Сын Георгий и дочь Ольга, или как её звали Люлю, замкнули собою горизонт его счастья, но год тому назад в Рождественский вечер в его доме случилось страшное несчастье. Гости уже разъехались, домашние разошлись по своим комнатам, и в то время, как Кардак уносил на руках заснувшую в кресле среди игрушек малютку-дочь, Вера Николаевна, видя, что среди дерева загорается от наклонившейся свечи бумажная сетка, бросилась тушить её, не заметив, что одна свеча догорала ещё на нижней ветке. Кружевной волан её платья вспыхнул, и, когда на её безумный крик в комнату вбежали люди, молодая женщина представляла уже из себя столб огня. Кардак вбежал в зал, когда на несчастную успели накинуть шубу и потушить огонь. На другой день она умерла.
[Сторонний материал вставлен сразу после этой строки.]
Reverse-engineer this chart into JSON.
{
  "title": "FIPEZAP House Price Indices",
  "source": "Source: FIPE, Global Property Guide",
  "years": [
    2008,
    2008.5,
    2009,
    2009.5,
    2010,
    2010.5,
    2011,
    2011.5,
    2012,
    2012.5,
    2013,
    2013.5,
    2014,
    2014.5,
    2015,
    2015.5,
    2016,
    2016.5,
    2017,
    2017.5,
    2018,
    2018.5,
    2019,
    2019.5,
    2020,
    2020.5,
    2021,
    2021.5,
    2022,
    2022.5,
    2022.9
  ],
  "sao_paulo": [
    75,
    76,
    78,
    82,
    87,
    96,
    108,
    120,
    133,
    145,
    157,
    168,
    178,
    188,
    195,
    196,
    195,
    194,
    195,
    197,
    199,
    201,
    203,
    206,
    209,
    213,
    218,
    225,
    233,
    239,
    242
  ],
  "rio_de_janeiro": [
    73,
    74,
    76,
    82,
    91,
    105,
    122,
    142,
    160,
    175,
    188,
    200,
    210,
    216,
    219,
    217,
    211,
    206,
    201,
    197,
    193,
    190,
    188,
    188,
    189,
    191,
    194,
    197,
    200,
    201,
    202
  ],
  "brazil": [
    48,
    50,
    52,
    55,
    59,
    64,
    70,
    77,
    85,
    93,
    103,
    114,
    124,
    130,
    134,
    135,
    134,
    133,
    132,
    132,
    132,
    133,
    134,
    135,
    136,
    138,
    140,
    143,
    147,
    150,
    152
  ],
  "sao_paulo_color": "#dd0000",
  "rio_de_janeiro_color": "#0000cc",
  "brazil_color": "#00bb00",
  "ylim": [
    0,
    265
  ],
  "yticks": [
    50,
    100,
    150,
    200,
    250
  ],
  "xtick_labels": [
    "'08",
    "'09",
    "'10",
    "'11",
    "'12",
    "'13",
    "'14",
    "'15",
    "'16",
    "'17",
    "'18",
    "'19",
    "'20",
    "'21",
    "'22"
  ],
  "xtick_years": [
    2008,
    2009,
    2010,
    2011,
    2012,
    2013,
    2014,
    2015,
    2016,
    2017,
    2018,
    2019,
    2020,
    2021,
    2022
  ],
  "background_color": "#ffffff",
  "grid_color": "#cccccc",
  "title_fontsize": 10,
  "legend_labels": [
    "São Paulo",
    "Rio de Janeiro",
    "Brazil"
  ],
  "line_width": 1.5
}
Дети так и не узнали о страшной катастрофе; их немедленно на утро праздника увезли в чужой дом и только долго спустя объявили, что мама умерла.

В один год Кардак состарился лет на десять; он похудел, согнулся, голос его стал звучать глухо, и казалось, что только страстная любовь к детям удерживала его на земле. Женя продолжала жить с ним и вести хозяйство; но в громадной богатой квартире, отделённая от beau-frèr'а [1] целой анфиладой комнат, она встречалась с ним редко, и отношения их были близки только в вопросах, касавшихся детей.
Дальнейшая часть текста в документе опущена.